Com o disco, Bowie criou o seu clássico desta década ao se reconectar com a sua proposta para se destacar no pop: o inusitado. Mais uma vez ele rompe com as expectativas dos fãs e da própria indústria ao criar um trabalho ao mesmo tempo emotivo e experimental. Supera The Next Day tanto nas propostas estéticas quanto no texto, o que mostra que a escrita de Bowie nunca esteve tão criativa. Evocando cantos gregorianos, tragédias medievais e bíblicas, Blackstar é uma obra que explora diversas possibilidades, mas ainda assim é concisa em suas intenções.
Com apenas sete faixas, o disco parte do jazz para criar experimentações, que não soam inacessíveis, mas também não se rendem facilmente ao ouvinte. O trabalho traz os singles “Blackstar” e “Lazarus”, além de duas faixas lançadas anteriormente, como é o caso de “Sue (Or in a Season of Crime)” e “‘Tis a Pity She Was a Whore”. Ambas foram regravadas e ganharam a adição de saxofones. “Blackstar”, o single, traz o vocal arrastado que é marca registrada de Bowie para uma faixa trágica sobre o destino de um homem. A batida monótona e a virada na metade final coroam essa faixa longuíssima (a segunda maior da carreira de Bowie, atrás apenas de “Station To Station”).
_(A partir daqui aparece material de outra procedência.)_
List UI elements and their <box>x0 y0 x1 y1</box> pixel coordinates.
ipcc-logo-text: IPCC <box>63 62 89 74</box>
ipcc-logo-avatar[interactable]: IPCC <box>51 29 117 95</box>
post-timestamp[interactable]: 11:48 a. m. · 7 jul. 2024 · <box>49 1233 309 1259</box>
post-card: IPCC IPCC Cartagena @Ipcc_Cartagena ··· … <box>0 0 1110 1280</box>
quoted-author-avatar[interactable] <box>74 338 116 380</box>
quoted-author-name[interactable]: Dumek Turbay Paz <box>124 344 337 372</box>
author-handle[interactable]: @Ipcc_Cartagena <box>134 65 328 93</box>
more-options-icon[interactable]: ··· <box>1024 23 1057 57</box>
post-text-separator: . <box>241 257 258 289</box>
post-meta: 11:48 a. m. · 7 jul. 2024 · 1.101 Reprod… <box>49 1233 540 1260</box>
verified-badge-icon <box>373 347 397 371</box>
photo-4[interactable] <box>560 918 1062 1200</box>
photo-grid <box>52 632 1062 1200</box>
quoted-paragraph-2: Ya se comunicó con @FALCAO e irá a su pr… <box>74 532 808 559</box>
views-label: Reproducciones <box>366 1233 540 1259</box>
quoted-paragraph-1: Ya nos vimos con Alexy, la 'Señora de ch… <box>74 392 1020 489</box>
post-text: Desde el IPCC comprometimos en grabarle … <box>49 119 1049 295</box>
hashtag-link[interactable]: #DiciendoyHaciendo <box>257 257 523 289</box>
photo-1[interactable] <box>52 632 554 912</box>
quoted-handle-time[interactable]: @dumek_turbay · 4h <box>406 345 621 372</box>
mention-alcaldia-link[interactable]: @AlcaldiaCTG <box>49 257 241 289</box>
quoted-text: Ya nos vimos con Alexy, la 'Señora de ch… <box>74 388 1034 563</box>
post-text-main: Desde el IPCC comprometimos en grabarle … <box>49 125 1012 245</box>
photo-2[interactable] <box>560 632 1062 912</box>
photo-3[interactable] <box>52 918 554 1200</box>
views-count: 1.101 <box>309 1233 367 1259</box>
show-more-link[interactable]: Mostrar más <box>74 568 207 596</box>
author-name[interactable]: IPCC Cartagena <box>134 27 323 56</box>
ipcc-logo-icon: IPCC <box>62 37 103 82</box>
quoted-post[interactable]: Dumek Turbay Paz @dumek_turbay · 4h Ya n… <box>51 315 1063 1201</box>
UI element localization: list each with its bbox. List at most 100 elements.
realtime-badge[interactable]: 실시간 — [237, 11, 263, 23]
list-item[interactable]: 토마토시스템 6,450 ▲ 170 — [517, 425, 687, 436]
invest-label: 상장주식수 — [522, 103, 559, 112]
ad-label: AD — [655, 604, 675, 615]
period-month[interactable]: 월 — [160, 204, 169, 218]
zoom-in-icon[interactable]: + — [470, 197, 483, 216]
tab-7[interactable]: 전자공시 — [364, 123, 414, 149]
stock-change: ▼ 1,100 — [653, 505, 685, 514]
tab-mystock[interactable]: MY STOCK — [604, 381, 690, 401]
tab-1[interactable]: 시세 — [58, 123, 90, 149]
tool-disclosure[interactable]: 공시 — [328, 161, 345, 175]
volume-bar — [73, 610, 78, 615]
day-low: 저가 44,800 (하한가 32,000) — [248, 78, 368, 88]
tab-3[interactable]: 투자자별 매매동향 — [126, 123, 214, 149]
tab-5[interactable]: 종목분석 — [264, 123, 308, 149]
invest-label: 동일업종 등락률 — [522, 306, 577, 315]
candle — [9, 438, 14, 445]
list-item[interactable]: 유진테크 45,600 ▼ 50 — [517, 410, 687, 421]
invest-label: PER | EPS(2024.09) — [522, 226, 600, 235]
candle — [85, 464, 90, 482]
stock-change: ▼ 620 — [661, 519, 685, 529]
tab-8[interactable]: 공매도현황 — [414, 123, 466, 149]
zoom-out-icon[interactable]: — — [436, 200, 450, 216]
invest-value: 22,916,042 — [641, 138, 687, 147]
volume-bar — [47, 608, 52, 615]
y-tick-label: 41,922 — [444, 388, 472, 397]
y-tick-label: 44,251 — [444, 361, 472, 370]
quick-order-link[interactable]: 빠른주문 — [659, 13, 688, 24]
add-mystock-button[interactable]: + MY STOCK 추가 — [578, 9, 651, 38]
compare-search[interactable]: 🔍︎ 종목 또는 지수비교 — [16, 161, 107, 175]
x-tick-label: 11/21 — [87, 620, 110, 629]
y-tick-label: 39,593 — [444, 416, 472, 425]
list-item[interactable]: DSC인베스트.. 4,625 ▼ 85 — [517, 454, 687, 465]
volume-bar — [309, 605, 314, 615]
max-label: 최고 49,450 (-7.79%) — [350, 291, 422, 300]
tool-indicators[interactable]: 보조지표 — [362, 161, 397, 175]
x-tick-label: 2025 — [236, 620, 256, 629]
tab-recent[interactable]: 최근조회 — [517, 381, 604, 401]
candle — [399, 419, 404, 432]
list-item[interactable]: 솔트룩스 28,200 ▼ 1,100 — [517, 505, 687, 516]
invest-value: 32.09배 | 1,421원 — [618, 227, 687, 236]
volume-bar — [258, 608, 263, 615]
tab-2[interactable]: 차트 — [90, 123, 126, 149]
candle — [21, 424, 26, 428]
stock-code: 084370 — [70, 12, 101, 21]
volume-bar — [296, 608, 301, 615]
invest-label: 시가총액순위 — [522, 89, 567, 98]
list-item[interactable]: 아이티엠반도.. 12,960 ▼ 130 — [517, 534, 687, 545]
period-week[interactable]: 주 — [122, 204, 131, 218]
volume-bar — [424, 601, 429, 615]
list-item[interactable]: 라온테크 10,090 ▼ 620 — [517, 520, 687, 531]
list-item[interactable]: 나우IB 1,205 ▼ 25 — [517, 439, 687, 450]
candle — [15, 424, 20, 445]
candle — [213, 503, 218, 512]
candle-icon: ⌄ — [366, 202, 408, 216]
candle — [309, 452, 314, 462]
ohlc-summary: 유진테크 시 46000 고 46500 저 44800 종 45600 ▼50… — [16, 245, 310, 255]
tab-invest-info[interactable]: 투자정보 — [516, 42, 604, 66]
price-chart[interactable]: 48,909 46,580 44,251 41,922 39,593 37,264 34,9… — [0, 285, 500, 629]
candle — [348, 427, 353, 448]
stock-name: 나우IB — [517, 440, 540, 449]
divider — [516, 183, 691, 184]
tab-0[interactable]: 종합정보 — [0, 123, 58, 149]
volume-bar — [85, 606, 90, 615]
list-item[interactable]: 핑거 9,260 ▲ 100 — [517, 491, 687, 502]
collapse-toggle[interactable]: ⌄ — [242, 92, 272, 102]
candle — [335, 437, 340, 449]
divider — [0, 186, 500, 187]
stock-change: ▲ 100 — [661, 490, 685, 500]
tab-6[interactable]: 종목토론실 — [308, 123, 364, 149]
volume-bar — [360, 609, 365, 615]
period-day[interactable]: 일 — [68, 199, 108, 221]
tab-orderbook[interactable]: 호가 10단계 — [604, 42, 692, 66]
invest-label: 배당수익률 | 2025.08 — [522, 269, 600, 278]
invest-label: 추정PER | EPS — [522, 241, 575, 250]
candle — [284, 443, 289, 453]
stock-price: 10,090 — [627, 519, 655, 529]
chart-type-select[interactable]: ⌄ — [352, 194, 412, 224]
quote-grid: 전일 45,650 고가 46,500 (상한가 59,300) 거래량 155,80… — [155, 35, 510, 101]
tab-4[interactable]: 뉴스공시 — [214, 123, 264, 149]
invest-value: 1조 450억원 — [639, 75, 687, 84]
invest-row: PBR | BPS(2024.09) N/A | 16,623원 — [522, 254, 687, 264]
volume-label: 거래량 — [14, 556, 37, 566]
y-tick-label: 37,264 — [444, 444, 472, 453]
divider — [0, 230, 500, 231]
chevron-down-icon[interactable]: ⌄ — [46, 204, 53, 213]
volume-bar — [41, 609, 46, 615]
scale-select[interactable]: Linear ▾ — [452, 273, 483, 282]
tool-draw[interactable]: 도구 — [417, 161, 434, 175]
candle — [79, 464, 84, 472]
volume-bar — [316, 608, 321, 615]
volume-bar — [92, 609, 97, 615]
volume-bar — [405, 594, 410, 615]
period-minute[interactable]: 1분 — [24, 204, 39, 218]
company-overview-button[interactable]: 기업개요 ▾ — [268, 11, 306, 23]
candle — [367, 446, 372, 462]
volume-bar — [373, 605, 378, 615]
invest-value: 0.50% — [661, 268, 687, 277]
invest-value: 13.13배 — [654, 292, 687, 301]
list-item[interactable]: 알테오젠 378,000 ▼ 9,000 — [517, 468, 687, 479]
Em “Lazarus” Bowie canta “tenho cicatrizes que não podem ser vistas”, se colocando vulnerável como nunca em uma balada que chega a ser sombria. “‘Tis a Pity She Was a Whore”, que apareceu primeiro no single de Sue (Or in a Season of Crime) destaca a levada jazzística dos instrumentos de sopro e a bateria marcada como pano de fundo para uma das mais emocionadas interpretações de Bowie. O título é baseado em uma obra de John Ford e fala do horror da Primeira Guerra Mundial.
Essa mistura de jazz e interpretação teatral nos vocais dá ao disco um tom dramático e sombrio. É um trabalho sobre o horror de várias épocas e também uma reflexão sobre a própria mortalidade, o que vindo de um mito é algo bastante contundente.
Produzido por Tony Visconti e Bowie, o disco encontra parâmetro em outro artista igualmente inventivo, Kendrick Lamar. Em entrevista à Rolling Stone, Visconti disse que Bowie escutou bastante as músicas de Lamar e se amou o quanto ele se mostrou aberto às possibilidades do hip hop ao se libertar das amarras do gênero. Foi exatamente o que David Bowie faz em Blackstar ao se afastar o máximo possível do rock para fazer um disco que soa único dentro da discografia de seu criador.